Maybe I will follow up with an exposition of a more advanced model.


Using the basic SIR model we have made an excursion through very elementary epidemiological considerations. In particular, we saw the role the basic reproduction number $R_0$ plays. We have also seen how the peak number of ill people can be determined approximatively from $R_0$. From this we estimated how far the reproduction number must be reduced to avoid overloading the medical system. In particular, it would seem that drastic measures are likely a good idea if relate the estimated number of severe cases to the capacity.

I hope this little overview can contribute to the general understanding of this type of models. Even if we only scratched the basics, we now have a little more background to the analysis of policy options that appears to drive govermental reaction to the pandemic.

I appreciate your comments, criticism, and suggestions for improvements. Please send them by mail to Thomas Viehmann tv@lernapparat.de.

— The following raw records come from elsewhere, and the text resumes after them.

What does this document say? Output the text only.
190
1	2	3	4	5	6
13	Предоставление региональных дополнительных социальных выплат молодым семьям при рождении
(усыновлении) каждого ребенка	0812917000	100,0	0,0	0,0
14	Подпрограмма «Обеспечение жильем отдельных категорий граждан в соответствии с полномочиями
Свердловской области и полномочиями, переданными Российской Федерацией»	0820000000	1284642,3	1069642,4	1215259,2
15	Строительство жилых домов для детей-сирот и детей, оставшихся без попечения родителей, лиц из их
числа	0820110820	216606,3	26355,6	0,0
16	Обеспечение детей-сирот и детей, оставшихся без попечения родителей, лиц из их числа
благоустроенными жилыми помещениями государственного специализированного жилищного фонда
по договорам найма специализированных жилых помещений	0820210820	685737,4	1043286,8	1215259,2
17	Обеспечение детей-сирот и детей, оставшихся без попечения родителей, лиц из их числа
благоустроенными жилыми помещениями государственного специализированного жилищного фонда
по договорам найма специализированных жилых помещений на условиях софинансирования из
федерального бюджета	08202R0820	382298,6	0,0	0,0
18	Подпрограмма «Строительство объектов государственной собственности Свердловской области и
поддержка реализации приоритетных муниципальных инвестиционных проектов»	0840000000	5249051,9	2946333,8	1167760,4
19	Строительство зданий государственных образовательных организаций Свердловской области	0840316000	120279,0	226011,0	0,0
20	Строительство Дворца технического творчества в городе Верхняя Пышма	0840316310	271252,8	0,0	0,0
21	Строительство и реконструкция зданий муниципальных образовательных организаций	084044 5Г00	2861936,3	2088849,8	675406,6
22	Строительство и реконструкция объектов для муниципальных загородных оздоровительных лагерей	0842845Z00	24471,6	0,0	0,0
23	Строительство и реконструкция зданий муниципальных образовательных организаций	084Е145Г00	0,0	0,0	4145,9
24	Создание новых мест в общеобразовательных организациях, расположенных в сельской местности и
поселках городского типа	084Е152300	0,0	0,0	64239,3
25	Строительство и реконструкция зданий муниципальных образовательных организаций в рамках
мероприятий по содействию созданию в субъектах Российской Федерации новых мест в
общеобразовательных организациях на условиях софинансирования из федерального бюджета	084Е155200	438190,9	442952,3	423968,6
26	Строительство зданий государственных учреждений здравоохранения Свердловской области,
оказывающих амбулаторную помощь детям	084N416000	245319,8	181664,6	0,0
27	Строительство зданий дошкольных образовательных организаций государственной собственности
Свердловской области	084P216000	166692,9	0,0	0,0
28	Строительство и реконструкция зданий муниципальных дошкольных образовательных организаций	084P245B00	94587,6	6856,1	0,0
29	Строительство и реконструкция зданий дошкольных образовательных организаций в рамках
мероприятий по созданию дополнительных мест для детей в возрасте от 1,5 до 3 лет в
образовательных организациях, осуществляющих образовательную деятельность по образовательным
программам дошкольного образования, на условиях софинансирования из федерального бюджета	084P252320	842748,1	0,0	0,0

Again, I would like to emphasize that I am not an epidemiologist but a Machine Learning and PyTorch trainer and consultant by profession.


Steve Lizcano has had very helpful comments for a draft of this blog. Naturally, all inaccuracies are my own doing.


That CoViD captures our attention likely does not help all other problems of this world, e.g. the fate of war refugees. CoViD will take quite a toll in terms of lives and economic impact, but they should not stop us to also think of others.